Bizleri kuşatan fiziki engeller;
Konutlarımız, binalarımız standartlara uygun yapılmamakta, proje aşamasından başlayarak tamamlanıncaya kadar kurallara uygun denetlenmemektedir.
Kapılar, koridorlar, odalar, mutfaklar, banyolar engelliler ve yaşlıların yaşamlarını kolaylıkla sürdürmelerine olanak tanıyacak biçimde tasarlanmadığı ve yapılmadığı için kullanım yönünden sıkıntılara neden olmaktadır.
Engelliler oturduğu konutun kapısından çıktığı andan itibaren merdivenler, asansörler ikinci grup engelleri oluşturmaktadır. Merdivenlerin yükseklik ve genişlikleri, küpeşteleri, asansör kapıları ve düğmeleri her biri başlı başına birer sorundur.
Merdiven olan her yer engellileri kısıtlamakta, geçişini önlemektedir. Tekerlekli sandalye kullananlar için gerekli olan rampalar ya hiç yapılmamakta, yapılanlar da "göstermelik” kalmaktadır. Birçoğu kullanılamayacak kadar dik veya dardır.
Kaldırımlar, yollar bu engelleri daha da aşılmaz hale getirmektedir. Kaldırımlar üzerinde ağaçlar, tabelalar, park etmiş araçlar, ticari işletmeler tarafından işgal edilen alanlar tekerlekli sandalye, koltuk değneği kullanan, göremeyen engellilerin geçişini önlemektedir.
Toplu taşıma araçları engellilerin yararlanabileceği gibi değildir, sınırlı sayıdaki örnek, genel durumu değiştirmemektedir. Toplu taşıma araçlarıyla birlikte bunların durakları, istasyonlar, havalimanları, iskeleler engelliler açısından tuzak niteliğindedir.

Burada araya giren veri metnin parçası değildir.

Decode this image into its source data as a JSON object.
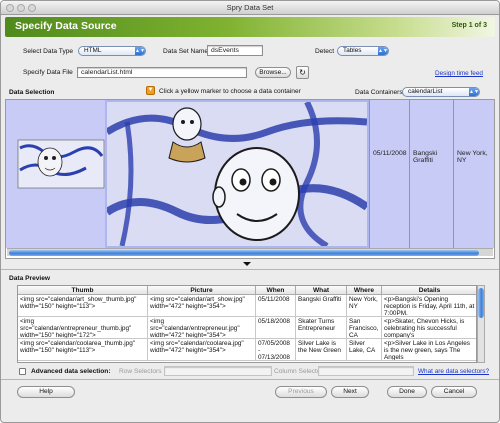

Fiziki engellerin dışında keyfi uygulamalar da eklenince engellilerin ulaşım hakkı fiilen ortadan kaldırılmaktadır.
Binalar, yollar ve ulaşım araçlarının yarattığı engeller nedeniyle kentler engelliler için yaşanabilen alanlar olmaktan uzaktır.
Engelsiz ve erişilebilir bir kent yaşamı için...
Engelliler Anayasa'da, usulüne uygun olarak kabul edilmiş uluslararası sözleşmelerde belirtilen en temel haklarını kullanmaktan yoksundur.
Anayasa, devlete vatandaşlarımızın temel haklarından yararlanmaları için gerekli önlemleri alması görevini vermiştir.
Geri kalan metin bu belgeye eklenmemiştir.